Frost hopes the blessing of the river can lead to an annual Indigenous Water Prayer Day, which would be held on the third Sunday of August. Internationally, it would draw attention to rivers and other waterways at risk from pollution. Locally, it would be a reminder of how the river ran orange this month and the potential for it to happen again.
“The danger is still there,” he said.
A contract crew for the Environmental Protection Agency accidentally released about 3 million gallons of metal-laden water from the Gold King Mine on Aug. 5 in Silverton. The pollution flowed into the Animas River and later the San Juan River, temporarily closing both.
The Gold King is one of many mines near Silverton that was never reclaimed, and it still drains wastewater.
Frost gave the EPA a passing reference but chose to focus on healing the river and the importance of keeping rivers pure.
“We’re not going to blame anyone because we want to keep everything positive,” Frost said.
However, he did express skepticism about the safety of the river water, noting ongoing health advisories.
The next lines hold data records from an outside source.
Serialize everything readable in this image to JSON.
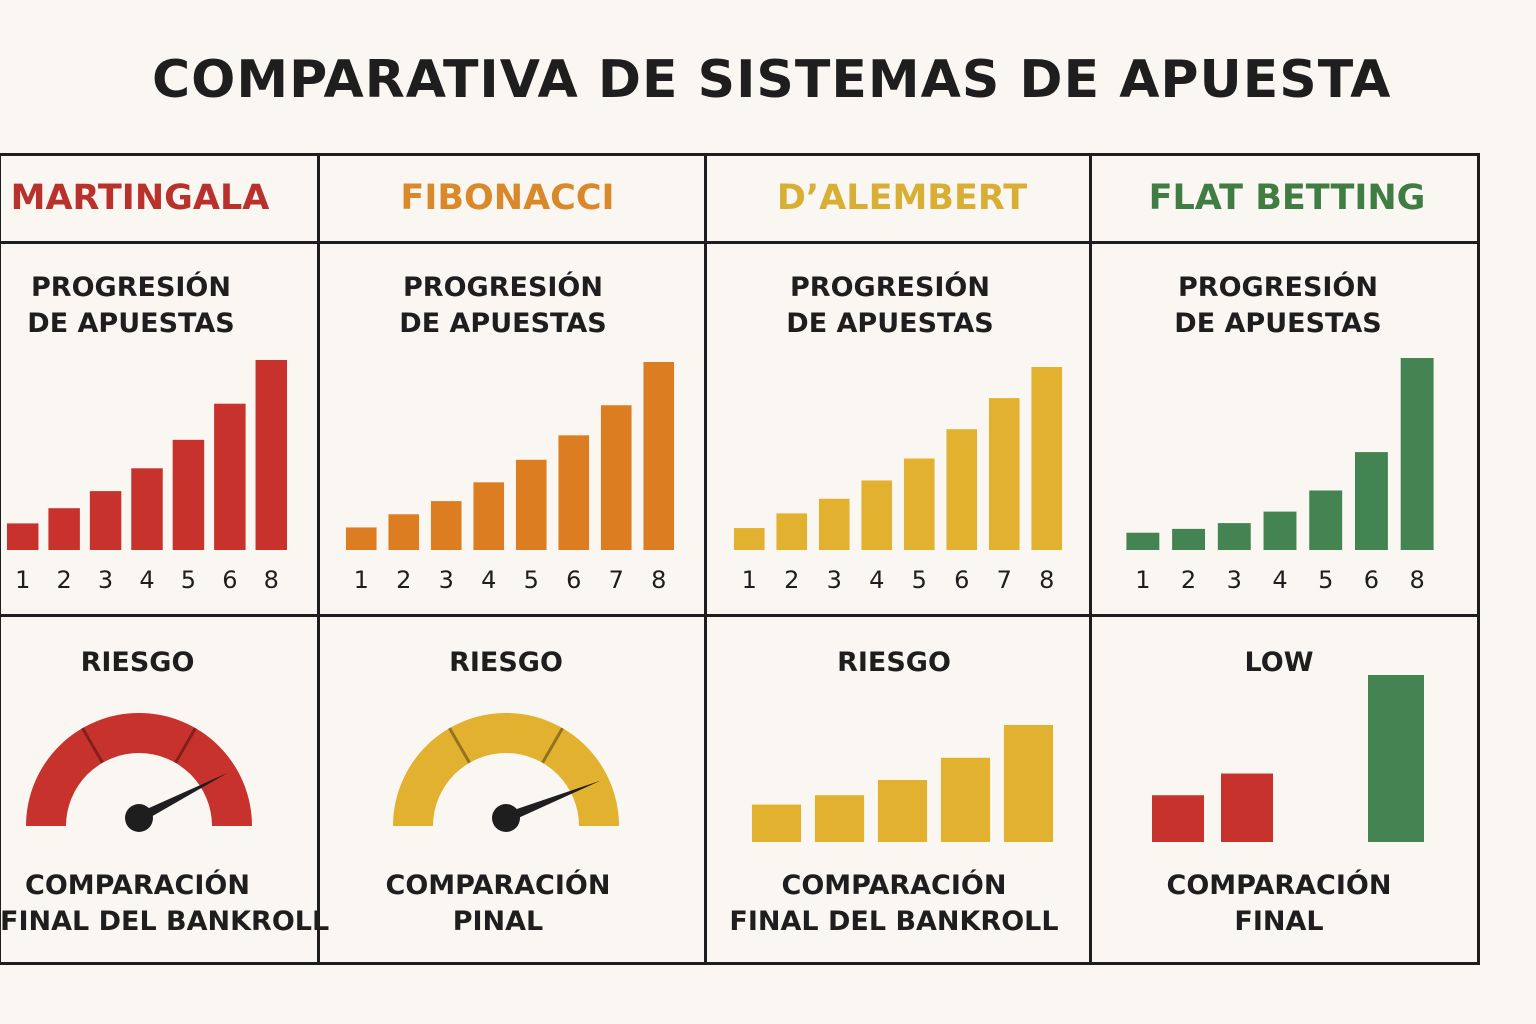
{
  "title": "COMPARATIVA DE SISTEMAS DE APUESTA",
  "colors": {
    "red": "#c8322c",
    "orange": "#dd7d22",
    "yellow": "#e2b12f",
    "green": "#448452"
  },
  "columns": [
    {
      "name": "MARTINGALA",
      "name_color": "#b8312c",
      "progression_label": [
        "PROGRESIÓN",
        "DE APUESTAS"
      ],
      "risk_label": "RIESGO",
      "final_label": [
        "COMPARACIÓN",
        "FINAL DEL BANKROLL"
      ]
    },
    {
      "name": "FIBONACCI",
      "name_color": "#d9892a",
      "progression_label": [
        "PROGRESIÓN",
        "DE APUESTAS"
      ],
      "risk_label": "RIESGO",
      "final_label": [
        "COMPARACIÓN",
        "PINAL"
      ]
    },
    {
      "name": "D’ALEMBERT",
      "name_color": "#d8ae35",
      "progression_label": [
        "PROGRESIÓN",
        "DE APUESTAS"
      ],
      "risk_label": "RIESGO",
      "final_label": [
        "COMPARACIÓN",
        "FINAL DEL BANKROLL"
      ]
    },
    {
      "name": "FLAT BETTING",
      "name_color": "#3f7d43",
      "progression_label": [
        "PROGRESIÓN",
        "DE APUESTAS"
      ],
      "risk_label": "LOW",
      "final_label": [
        "COMPARACIÓN",
        "FINAL"
      ]
    }
  ],
  "chart_data": [
    {
      "type": "bar",
      "name": "martingala-progression",
      "categories": [
        "1",
        "2",
        "3",
        "4",
        "5",
        "6",
        "8"
      ],
      "values": [
        1.4,
        2.2,
        3.1,
        4.3,
        5.8,
        7.7,
        10.0
      ],
      "ylim": [
        0,
        10
      ],
      "color": "#c8322c"
    },
    {
      "type": "bar",
      "name": "fibonacci-progression",
      "categories": [
        "1",
        "2",
        "3",
        "4",
        "5",
        "6",
        "7",
        "8"
      ],
      "values": [
        1.2,
        1.9,
        2.6,
        3.6,
        4.8,
        6.1,
        7.7,
        10.0
      ],
      "ylim": [
        0,
        10
      ],
      "color": "#dd7d22"
    },
    {
      "type": "bar",
      "name": "dalembert-progression",
      "categories": [
        "1",
        "2",
        "3",
        "4",
        "5",
        "6",
        "7",
        "8"
      ],
      "values": [
        1.2,
        2.0,
        2.8,
        3.8,
        5.0,
        6.6,
        8.3,
        10.0
      ],
      "ylim": [
        0,
        10
      ],
      "color": "#e2b12f"
    },
    {
      "type": "bar",
      "name": "flat-betting-progression",
      "categories": [
        "1",
        "2",
        "3",
        "4",
        "5",
        "6",
        "8"
      ],
      "values": [
        0.9,
        1.1,
        1.4,
        2.0,
        3.1,
        5.1,
        10.0
      ],
      "ylim": [
        0,
        10
      ],
      "color": "#448452"
    },
    {
      "type": "gauge",
      "name": "martingala-risk",
      "value": 0.85,
      "range": [
        0,
        1
      ],
      "color": "#c8322c"
    },
    {
      "type": "gauge",
      "name": "fibonacci-risk",
      "value": 0.88,
      "range": [
        0,
        1
      ],
      "color": "#e2b12f"
    },
    {
      "type": "bar",
      "name": "dalembert-final-bankroll",
      "values": [
        3.2,
        4.0,
        5.3,
        7.2,
        10.0
      ],
      "ylim": [
        0,
        10
      ],
      "color": "#e2b12f"
    },
    {
      "type": "bar",
      "name": "flat-betting-final",
      "values": [
        2.8,
        4.1,
        10.0
      ],
      "ylim": [
        0,
        10
      ],
      "colors": [
        "#c8322c",
        "#c8322c",
        "#448452"
      ]
    }
  ]
}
Everyone is still advised to wash with soap and water after coming in contact with discolored river sediment.
He also highlighted the hardship that the pollution caused for those in New Mexico and on the Navajo Nation, where communities temporarily lost their water source for crops and livestock after the spill.
“This touched our sisters, our brothers, our neighbors to the south,” he said.
One resident of the Navajo Nation, Edward Joe, drove from Shiprock to be a part of the ceremony because so many regional farmers have been unable to use the water.
“I want to make it right for everybody,” he said.
After songs and prayer, Frost closed the ceremony by inviting everyone to bless the river by pouring in bottles of pure water and sprinkling handfuls of crushed corn over it.
“We all depend on water together; without water, there is no life,” he said.
Praying for the river has been a regular part of life for Durangoan Tamsen Wiltshire since the spill. She hoped praying with the group would add strength to the blessing.
“There’s power in prayer,” she said.